Menu-based RPGs often include features that crudely simulate conditions in melee combat. Events like dodging, blocking, counterattacking etc. all have a rough analog in swordfights or fistfights where posture and momentum and reactions have an effect on the outcome of an encounter. Gunfights work differently, since nobody parries or dodges a bullet, and firing a rifle doesn't throw you off-balance enough to make a riposte more effective against you. Instead, elements like stance, focus, situational awareness, fields of fire, zones of cover, rate of fire and the ever-dramatic pause to reload would factor into the equation for success.
There are games that do a good job of presenting gunfights in a turn-based RPG, like Silent Storm, but their melee systems are generally pretty basic by comparison and all the best ones use spatial relationships as part of the game space. A concealed sniper taking a turn to zero in and control his breathing before taking a shot on a distant target is like a mage channeling mana or a spearman taking a rooted defense stance, so the mechanics aren't foreign, they're just different. Quick-draw moves, target transitions, hip-fire versus aimed fire, all of this can be worked into a successful shooting RPG system.

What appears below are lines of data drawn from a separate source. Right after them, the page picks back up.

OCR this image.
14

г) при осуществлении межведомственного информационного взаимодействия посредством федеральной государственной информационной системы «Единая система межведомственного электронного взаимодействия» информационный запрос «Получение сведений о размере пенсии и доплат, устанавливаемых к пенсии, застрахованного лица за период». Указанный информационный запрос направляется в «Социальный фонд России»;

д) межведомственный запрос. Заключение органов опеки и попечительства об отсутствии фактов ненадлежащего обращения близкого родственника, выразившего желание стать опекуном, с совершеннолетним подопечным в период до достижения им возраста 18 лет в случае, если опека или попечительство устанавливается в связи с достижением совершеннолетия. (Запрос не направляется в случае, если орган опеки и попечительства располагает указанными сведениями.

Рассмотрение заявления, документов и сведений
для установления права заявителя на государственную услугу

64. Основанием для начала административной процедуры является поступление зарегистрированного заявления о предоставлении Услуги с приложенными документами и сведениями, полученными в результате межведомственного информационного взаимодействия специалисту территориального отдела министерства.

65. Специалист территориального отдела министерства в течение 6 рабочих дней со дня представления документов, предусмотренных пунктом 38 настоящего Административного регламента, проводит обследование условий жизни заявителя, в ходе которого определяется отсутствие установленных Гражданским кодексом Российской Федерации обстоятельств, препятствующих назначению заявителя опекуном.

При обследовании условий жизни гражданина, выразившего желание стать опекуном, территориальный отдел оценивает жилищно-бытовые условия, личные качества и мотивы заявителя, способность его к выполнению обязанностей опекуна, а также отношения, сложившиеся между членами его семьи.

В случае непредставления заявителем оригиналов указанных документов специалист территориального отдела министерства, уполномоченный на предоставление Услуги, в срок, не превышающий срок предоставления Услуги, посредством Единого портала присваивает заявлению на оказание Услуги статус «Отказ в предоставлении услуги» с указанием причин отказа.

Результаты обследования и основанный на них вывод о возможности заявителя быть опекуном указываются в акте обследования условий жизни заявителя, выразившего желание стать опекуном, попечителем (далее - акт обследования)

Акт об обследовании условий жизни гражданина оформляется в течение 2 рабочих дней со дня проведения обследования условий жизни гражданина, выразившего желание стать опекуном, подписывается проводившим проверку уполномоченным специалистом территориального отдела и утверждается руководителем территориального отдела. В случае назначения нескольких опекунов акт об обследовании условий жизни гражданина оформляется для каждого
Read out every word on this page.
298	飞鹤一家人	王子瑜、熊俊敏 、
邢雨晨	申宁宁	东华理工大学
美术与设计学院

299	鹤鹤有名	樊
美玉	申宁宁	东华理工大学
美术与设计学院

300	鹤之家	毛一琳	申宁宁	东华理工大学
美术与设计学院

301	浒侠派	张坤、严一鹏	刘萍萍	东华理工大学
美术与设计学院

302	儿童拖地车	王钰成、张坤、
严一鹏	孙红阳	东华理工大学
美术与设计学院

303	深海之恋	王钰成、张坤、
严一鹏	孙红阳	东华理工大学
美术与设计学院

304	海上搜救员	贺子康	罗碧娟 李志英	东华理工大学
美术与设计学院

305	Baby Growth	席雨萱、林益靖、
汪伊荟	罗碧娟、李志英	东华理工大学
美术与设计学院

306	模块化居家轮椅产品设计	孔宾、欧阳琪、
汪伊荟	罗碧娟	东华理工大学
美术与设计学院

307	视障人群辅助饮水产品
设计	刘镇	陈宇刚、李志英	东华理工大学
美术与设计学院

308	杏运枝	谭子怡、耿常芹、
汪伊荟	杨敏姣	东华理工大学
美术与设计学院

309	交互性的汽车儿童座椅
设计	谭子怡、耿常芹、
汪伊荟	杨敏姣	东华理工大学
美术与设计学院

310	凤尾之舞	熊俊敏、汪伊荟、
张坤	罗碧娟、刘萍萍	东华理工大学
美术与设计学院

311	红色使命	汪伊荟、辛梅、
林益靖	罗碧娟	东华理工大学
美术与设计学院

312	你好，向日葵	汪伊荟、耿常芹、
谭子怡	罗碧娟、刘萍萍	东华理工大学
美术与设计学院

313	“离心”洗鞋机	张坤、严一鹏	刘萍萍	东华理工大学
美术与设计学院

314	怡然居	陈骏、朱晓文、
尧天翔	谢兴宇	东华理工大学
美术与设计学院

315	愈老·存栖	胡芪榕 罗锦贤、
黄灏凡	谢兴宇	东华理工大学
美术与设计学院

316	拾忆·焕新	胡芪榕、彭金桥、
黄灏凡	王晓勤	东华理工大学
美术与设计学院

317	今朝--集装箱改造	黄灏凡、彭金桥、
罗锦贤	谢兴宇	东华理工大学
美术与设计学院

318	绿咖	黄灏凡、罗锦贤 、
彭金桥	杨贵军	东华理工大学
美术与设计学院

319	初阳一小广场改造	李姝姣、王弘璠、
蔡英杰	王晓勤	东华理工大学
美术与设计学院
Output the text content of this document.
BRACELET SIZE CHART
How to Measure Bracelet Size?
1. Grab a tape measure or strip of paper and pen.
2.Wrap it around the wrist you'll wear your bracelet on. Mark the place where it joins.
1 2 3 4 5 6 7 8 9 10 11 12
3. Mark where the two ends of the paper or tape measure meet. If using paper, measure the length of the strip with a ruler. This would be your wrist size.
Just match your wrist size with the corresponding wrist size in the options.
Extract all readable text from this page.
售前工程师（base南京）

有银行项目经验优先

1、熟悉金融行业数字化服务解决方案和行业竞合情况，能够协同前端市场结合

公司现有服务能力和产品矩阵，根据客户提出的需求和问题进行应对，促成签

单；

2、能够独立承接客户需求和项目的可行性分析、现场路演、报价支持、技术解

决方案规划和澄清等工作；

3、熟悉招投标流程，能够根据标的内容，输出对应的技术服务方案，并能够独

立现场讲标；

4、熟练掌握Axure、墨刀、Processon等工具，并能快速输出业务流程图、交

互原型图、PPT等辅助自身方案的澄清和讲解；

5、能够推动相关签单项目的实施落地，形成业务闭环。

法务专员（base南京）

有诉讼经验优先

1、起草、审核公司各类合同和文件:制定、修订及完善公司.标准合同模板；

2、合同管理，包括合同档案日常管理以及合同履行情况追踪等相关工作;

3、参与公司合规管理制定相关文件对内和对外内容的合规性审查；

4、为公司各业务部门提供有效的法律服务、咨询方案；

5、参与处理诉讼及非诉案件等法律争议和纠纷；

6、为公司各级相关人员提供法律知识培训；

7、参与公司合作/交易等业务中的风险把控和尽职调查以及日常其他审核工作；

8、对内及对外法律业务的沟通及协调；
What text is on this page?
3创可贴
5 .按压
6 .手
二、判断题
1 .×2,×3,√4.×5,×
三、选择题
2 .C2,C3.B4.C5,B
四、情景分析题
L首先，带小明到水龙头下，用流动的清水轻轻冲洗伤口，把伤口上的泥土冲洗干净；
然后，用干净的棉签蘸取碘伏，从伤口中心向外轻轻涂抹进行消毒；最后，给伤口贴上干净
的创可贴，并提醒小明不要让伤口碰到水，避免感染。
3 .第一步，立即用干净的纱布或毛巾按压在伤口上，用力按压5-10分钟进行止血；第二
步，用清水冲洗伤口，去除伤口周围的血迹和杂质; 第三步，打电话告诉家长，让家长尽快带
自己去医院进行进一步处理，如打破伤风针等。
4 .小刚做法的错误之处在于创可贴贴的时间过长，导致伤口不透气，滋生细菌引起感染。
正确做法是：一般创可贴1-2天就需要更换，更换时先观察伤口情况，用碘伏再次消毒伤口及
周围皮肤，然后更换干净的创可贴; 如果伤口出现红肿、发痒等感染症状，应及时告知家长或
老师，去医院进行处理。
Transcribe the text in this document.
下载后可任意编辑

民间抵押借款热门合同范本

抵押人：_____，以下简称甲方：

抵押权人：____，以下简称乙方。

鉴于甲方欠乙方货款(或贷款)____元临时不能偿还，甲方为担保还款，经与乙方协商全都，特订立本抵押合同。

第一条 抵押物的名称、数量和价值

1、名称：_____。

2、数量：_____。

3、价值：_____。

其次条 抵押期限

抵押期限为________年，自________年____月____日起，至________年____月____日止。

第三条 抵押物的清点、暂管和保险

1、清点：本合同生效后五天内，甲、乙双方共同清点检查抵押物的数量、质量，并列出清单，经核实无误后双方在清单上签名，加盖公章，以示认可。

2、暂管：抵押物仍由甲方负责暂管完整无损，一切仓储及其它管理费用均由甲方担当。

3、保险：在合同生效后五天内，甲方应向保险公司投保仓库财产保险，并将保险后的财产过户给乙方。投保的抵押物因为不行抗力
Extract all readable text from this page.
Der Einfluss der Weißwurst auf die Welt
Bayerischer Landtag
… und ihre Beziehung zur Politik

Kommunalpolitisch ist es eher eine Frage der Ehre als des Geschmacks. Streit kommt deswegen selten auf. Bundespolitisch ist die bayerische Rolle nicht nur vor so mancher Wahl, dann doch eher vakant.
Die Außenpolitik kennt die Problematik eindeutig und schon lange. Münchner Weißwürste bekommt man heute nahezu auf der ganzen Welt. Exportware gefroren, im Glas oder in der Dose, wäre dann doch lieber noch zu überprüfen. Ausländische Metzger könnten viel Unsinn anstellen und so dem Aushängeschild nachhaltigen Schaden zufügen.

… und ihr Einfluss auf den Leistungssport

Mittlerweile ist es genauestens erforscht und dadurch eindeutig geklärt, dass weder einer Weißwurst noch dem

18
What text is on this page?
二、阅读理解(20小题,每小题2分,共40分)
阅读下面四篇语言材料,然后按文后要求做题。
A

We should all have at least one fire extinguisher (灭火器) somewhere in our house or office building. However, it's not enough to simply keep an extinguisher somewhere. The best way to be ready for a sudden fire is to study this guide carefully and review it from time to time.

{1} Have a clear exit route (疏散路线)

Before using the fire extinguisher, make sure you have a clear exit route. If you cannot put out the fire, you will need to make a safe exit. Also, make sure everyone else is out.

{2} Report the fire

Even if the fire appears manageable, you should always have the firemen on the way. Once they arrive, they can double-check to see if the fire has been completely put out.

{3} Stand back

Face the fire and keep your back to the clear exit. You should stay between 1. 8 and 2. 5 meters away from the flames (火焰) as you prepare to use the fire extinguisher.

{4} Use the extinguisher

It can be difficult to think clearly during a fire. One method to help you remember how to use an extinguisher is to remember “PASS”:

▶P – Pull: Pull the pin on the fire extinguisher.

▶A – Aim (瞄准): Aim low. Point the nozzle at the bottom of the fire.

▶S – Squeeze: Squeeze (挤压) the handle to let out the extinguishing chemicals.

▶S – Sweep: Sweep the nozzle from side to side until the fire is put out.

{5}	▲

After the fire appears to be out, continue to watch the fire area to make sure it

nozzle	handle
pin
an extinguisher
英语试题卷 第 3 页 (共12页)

Some trouble might arise when you blend the shooting and the stabbing together, since melee characters and firearm characters will essentially be playing by different rules. Knife to a gunfight and all that. There's the old 21-foot rule, which states that the average knife-wielding assailant can cover seven yards of distance and stab you in the neck faster than you can draw a pistol and shoot him. It's a point of focus for police trainers when suspect interview comes up, and it's why you see the police on Cops cuffing dudes "for our safety, sir" even though the "suspect" is just a random elderly hobo who may or may not have shown his pecker to a passing motorist. Nobody wants to get stabbed, and it's way easier to stab a cop than it is to hire and train one, so rules get made.
So you can achieve balance that way, especially if you have the creative power to make guns cumbersome or have them preclude certain armor types. You could make gunslingers invincible badasses until their ammo runs out, so they can mow down knights and wizards for a turn or two, then while they're shoving new cartridges into their revolver some barbarian strolls over and shoves their revolver down their throat. Guns could be terribly slow, so your musketeers can lay down somewhat respectable fire, one shot every three turns or so, until the enemy closes on them, and then you either fix bayonets or reach for your rapier, because it's all hand-to-hand from here on out.